И как ему, следователю, быть? Не впервые думал об этом, совсем не впервые…
Отпустив плечо старика, Каминский достал платок и вытер пот со лба. Душно было в доме. И этот застоявшийся пыльный воздух, пропитанный запахом крови…
— Пан Войцех, трупы свежие, — деловито сообщил врач, закончивший осмотр. — Вскрытие покажет, но думаю, что ещё полсуток назад люди были живы-здоровы. — Снял резиновые перчатки и принялся протирать руки спиртом. — По моей части всё. Как только составите протокол, можно увозить в повет, в морг.
— Спасибо, пан Михал…
— А как же я, пан следователь? Может, я уже пойду, чтобы под ногами не путаться? Вы тут протокол составлять будете и вообще…
Староста искательно смотрел на Каминского. Но у того ещё были вопросы. Выждав, пока доктор выйдет на улицу, следователь круто обернулся к Адамеку (тот аж отшатнулся) и спросил напористо:
— Скажи мне, пока один на один. Не для протокола.
— Что, пан следователь?
— Ты этих мстителей знаешь. Не можешь не знать. Вы же их наверняка всей общиной кормите-поите. Да ещё, небось, одеваете-обуваете. Вот и скажи, кто они такие. Имена, фамилии. Может, клички. Сколько их. Где прячутся. Это только для меня. — Требовательно посмотрел прямо в глаза. Нажал голосом: — Ну? А я в рапорте наместнику укажу, что горожане здесь ни при чём, обещаю.
Староста замотал головой.
— Не могу я, пан следователь…
— Боишься?
— Боюсь, да… Опять же, — какие ни есть, а защитники наши. За Польшу великую воюют. Как же их выдавать? Свои ведь, — закончил неуверенно.
В сущности, старик высказал вслух то, о чём Каминский и сам только что думал. Свои-то свои, но… Невольно бросил взгляд на мёртвую девушку, на распятого мужчину.

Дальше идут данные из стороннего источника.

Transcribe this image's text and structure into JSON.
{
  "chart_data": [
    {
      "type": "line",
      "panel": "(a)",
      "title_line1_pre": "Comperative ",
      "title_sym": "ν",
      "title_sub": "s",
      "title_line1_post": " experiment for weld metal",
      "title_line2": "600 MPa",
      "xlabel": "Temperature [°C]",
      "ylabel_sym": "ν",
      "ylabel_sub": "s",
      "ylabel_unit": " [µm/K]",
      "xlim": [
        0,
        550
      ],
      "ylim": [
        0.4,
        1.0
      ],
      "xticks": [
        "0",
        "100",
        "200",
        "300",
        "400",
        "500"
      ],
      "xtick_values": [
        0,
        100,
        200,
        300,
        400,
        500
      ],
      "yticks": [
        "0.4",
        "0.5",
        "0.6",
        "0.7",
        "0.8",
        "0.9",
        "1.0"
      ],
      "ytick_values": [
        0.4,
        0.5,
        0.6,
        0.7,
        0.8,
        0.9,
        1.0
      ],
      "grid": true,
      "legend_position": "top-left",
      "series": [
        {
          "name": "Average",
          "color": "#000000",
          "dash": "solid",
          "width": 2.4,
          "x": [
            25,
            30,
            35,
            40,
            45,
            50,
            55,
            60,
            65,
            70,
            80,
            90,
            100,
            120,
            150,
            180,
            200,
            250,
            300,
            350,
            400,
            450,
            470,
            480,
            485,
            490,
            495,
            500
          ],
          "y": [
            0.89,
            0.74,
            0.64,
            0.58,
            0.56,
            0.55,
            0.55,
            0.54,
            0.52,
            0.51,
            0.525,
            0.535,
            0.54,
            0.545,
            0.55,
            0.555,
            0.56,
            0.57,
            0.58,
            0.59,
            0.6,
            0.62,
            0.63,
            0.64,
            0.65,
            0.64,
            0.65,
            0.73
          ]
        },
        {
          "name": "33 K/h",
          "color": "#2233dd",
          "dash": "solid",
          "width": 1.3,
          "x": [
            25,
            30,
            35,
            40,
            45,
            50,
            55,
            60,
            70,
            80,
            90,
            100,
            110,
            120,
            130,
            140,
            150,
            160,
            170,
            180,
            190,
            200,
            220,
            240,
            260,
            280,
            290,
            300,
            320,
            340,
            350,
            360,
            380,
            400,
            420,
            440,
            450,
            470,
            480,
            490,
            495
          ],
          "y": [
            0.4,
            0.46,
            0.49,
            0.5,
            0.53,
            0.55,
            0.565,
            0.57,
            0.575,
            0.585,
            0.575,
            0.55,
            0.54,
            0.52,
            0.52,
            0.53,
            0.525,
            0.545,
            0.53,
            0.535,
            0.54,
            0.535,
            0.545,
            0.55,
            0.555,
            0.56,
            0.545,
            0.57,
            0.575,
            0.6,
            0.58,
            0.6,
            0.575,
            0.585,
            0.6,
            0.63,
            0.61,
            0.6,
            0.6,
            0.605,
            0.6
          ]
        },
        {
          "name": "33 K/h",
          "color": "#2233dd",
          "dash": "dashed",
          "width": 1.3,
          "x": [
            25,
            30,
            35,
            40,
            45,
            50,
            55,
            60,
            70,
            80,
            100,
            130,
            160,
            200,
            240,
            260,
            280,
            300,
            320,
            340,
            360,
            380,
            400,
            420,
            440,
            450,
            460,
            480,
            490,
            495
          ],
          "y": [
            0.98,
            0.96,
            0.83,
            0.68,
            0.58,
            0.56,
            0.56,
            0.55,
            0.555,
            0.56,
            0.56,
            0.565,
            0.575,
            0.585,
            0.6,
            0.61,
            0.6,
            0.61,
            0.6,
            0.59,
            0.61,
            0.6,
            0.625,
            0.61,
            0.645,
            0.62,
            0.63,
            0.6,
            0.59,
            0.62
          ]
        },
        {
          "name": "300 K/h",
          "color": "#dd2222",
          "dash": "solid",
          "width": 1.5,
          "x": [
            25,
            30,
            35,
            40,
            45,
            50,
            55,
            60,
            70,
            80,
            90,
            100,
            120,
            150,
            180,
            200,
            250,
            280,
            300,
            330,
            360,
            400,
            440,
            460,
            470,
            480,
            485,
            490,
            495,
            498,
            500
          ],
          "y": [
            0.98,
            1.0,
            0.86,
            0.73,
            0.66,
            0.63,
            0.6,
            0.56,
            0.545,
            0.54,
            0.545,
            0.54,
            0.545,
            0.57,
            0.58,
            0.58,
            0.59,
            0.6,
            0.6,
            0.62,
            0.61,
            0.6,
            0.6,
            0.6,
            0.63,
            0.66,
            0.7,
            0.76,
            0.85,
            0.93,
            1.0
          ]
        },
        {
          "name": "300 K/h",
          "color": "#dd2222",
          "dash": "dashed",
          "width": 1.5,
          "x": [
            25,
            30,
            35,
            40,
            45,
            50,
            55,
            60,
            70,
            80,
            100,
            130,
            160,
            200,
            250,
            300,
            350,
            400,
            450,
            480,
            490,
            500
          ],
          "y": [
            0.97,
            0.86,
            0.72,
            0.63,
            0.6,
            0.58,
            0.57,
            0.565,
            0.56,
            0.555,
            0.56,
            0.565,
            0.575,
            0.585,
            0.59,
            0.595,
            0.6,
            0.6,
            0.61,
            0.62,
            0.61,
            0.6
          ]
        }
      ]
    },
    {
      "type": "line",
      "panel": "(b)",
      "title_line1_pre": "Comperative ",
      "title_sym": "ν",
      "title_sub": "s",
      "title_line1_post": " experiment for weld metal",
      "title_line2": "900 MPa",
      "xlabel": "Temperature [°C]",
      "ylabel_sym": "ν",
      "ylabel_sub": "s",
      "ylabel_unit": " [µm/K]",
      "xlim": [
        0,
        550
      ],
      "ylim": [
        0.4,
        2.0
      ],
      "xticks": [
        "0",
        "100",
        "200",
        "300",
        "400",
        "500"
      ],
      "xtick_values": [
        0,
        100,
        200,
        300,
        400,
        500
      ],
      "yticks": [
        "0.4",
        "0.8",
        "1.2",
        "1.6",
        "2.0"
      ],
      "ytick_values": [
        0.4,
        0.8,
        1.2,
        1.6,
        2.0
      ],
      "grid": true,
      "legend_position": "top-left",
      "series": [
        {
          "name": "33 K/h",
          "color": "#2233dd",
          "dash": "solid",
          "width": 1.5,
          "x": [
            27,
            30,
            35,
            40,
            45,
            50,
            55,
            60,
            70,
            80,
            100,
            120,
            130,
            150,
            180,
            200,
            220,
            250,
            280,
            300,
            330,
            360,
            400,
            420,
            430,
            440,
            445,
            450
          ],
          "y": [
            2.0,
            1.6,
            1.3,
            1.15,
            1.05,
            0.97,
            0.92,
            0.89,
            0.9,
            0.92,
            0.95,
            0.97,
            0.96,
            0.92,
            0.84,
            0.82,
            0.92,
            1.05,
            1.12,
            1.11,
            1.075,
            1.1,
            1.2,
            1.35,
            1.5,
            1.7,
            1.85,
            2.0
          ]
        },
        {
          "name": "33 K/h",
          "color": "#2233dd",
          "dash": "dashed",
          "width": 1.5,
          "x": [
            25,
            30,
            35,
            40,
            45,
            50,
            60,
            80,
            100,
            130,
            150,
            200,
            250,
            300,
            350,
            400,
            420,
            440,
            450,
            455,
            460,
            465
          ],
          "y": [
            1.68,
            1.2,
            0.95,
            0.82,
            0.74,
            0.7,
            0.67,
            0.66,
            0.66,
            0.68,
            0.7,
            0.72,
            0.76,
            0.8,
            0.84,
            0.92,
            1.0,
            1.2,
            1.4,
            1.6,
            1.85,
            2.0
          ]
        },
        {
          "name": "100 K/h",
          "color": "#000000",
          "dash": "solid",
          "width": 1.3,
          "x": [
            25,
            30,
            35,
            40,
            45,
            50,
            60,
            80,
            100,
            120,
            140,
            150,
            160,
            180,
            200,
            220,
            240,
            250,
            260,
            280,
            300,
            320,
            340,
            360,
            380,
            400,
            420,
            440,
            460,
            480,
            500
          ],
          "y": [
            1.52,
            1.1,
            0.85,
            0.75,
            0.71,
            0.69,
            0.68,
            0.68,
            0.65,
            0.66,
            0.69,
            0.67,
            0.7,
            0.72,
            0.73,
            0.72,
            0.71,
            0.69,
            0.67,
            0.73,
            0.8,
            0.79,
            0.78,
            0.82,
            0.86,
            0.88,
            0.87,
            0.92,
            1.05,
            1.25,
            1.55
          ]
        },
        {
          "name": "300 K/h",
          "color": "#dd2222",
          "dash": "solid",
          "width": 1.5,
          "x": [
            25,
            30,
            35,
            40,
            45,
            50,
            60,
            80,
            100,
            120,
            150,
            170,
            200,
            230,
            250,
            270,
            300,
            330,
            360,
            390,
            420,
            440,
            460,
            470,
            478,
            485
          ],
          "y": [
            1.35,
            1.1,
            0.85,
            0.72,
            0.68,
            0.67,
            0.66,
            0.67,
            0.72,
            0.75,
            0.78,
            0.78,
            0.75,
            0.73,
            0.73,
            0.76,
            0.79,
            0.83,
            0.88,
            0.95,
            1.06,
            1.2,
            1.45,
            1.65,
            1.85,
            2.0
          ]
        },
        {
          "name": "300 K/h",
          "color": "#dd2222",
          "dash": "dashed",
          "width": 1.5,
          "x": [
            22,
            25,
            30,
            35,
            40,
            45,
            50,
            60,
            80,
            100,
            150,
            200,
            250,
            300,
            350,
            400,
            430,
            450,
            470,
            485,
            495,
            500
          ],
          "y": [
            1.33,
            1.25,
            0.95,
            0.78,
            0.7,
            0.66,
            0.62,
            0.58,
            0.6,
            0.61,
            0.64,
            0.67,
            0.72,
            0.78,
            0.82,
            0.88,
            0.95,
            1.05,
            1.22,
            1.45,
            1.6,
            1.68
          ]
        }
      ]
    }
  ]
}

— Это верно, старик, — воюют. Себя не щадят, — сказал мрачно. — Только воевать можно по-разному. Можно с армией. Но можно и с беззащитными. — Кивком головы указал на бездыханные тела. — Ты их кормишь, а они над твоей же горожанкой надругались и горло перерезали, как свинье. А если завтра ещё кто-то им не понравится или что-то не так сделает? Новые могилы копать будешь?
Уставившись в пол, староста молчал.
— Не хочешь выдавать? Ну и правильно. Защитники же твои! Мои, получается, тоже… — Каминский сунул руки в карманы и наклонился к старику. — Только я вот думаю: на кой ляд такие защитники? Страшно с такими. Звери, и те добрее. Ну, что молчишь? Ты же старый, умный. Скажи что-нибудь.
— Не мучьте меня, пан следователь, — еле слышно попросил староста.
— Боишься, старик, — процедил Каминский, дёрнув уголком рта. — Опять же правильно. Чем ты лучше той Кристи? Заподозрит кто, что лишнее сболтнул, так за это из тебя всю кровь по капле выдавят. Такие у нас защитники… Иди.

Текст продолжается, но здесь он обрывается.